A Field Guide to Snow and Ice is truly an art object, carefully executed with sensitivity to each and every detail. With no end pages, you immediately segue from the cover into photographs, presented full-bleed and reproduced beautifully to capture the subtlest of graduations. The pages are of varying widths, allowing formal and textural relationships to develop between slivers of images in addition to those that arise between photographs placed side-by-side. The lovely essay by Mary Alice Durant (which precipitated my search for additional information) was discretely tucked behind the back cover, separated from the continuous succession of photographs. When the spine is detached from the front cover, the book extends approximately 34 feet in length; this is a challenge worth undertaking since the unfurled series of images is strangely mesmerizing. I only recently became familiar with the books produced by Silas Finch when Anthony Hernandez’s L.A., 1971 was placed on my desk. I will eagerly await their future projects, which will undoubtedly push the photobook medium in new directions as these last two publications have done.

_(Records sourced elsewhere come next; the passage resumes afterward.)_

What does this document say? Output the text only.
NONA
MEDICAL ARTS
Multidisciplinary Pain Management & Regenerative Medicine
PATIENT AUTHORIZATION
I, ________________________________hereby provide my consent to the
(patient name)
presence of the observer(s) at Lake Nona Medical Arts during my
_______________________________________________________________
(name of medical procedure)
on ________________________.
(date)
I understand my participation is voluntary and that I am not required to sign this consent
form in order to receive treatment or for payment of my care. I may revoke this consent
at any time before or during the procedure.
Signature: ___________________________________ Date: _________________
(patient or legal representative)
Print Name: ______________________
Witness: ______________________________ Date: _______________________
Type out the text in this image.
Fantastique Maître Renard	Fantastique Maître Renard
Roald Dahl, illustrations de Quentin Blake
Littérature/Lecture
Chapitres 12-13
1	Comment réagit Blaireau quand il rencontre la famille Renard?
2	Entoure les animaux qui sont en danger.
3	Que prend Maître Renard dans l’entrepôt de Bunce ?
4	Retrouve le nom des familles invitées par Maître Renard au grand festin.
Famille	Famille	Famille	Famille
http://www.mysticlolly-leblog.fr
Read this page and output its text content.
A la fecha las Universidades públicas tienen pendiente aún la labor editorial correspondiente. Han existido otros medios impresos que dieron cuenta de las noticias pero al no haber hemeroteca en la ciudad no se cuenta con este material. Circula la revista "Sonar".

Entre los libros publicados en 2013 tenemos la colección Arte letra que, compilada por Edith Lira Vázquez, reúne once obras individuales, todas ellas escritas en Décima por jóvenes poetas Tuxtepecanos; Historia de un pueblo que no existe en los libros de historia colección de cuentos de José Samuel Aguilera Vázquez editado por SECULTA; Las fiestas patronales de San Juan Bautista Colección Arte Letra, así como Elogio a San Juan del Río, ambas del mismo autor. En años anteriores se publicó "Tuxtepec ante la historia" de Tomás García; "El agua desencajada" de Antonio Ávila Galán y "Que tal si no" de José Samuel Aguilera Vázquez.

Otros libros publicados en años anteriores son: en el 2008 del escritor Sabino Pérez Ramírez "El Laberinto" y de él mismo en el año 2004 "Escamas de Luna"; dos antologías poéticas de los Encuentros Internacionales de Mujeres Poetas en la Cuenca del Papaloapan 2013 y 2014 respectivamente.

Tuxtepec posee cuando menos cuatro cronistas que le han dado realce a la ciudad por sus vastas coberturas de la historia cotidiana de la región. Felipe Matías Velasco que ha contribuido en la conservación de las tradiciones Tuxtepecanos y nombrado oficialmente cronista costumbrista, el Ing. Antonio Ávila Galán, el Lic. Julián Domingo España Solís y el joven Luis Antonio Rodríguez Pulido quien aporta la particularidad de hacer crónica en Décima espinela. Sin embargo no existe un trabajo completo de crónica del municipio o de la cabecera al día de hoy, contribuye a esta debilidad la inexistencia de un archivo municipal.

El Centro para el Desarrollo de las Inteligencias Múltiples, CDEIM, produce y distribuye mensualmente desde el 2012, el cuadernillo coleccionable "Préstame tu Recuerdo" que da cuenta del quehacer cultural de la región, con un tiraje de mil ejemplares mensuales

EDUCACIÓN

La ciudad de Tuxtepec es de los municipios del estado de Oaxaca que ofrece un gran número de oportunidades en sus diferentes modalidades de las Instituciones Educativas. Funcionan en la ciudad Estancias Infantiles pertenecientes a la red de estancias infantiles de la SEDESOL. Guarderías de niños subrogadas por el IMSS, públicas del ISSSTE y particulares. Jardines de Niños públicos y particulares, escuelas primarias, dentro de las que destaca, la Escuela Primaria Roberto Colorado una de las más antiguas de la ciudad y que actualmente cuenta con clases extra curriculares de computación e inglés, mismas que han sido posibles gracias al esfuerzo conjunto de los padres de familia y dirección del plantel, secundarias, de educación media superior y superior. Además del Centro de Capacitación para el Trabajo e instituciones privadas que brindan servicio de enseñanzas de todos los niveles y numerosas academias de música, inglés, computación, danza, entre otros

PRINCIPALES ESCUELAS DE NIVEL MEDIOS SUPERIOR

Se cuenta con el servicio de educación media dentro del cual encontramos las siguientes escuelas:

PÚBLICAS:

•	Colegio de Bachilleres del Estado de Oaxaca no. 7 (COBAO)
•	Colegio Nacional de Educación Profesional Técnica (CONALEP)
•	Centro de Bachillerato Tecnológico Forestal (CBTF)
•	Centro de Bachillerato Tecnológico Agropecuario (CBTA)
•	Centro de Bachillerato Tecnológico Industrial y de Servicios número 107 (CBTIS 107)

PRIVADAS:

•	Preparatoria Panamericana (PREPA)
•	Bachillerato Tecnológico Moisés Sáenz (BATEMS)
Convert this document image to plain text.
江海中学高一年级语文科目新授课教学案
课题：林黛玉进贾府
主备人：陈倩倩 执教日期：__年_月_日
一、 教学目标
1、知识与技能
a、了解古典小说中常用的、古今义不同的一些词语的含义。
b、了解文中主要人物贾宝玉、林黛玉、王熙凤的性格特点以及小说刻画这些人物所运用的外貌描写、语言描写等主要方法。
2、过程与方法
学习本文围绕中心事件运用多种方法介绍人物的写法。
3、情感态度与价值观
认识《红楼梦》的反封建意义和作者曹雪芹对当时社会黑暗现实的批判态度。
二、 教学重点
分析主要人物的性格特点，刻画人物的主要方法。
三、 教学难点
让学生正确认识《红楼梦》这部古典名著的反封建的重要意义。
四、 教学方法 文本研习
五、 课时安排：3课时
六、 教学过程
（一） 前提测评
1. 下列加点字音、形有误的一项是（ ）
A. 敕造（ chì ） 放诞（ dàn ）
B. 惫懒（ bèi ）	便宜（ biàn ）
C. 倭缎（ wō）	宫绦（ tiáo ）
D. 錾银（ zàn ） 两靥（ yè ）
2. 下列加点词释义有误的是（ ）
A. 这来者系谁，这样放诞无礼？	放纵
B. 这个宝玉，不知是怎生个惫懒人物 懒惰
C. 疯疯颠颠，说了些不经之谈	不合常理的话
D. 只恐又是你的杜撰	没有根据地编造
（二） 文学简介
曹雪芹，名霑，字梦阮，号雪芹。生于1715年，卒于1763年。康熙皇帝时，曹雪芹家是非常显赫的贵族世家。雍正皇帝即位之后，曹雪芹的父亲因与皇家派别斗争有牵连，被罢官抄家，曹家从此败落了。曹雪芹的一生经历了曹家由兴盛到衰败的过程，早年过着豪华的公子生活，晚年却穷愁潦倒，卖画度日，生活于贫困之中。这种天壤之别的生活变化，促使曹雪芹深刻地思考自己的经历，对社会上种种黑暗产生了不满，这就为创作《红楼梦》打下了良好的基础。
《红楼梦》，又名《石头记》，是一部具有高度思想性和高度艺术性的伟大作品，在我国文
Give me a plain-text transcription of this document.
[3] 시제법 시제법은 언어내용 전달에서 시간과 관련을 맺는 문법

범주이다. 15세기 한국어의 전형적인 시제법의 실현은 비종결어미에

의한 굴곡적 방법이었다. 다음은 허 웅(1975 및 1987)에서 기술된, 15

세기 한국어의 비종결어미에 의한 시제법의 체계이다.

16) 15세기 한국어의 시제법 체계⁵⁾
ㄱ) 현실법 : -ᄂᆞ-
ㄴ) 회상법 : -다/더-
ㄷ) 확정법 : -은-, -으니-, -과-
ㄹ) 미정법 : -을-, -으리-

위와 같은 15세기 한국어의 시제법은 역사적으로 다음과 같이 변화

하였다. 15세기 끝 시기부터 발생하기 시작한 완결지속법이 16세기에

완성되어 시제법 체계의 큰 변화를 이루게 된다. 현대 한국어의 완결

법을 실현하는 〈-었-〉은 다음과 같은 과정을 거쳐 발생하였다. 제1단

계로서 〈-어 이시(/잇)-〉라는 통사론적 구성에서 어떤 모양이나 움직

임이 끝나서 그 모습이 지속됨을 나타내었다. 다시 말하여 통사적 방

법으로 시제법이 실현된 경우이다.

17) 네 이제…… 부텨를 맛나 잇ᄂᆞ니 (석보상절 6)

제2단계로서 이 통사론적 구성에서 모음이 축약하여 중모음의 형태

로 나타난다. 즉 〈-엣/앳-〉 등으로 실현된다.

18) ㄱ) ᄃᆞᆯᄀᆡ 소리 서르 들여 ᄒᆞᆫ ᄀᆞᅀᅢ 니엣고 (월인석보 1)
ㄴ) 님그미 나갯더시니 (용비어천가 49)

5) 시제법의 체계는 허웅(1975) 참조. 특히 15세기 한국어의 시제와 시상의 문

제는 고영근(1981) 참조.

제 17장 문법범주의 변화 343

A Field Guide to Snow and Ice. By Paula McCartneySilas Finch, 2014.

A field guide is a book used to identify birds, flowers, minerals or other things in their environments, directing the user to distinguish between the seemingly identical. McCartney’s A Field Guide to Snow and Ice does the opposite; it thwarts our ability to differentiate. In so doing, however, she encourages us to savor the act of sustained looking rather than reinforcing the persistent urge to immediately know and understand.—ALLIE HAEUSSLEIN

*Wilson A. Bentley, “Jack Frost Designs Jewels of His Own,” New York Times, February 19, 1928.

Selected as one of the Best Books of 2014 by:
Melanie McWhorter


ALLIE HAEUSSLEIN is the Associate Director at Pier 24 Photography, an exhibition space dedicated to the presentation of photography. Her writing has appeared in publications including American Suburb XArt Practical, and DailyServing.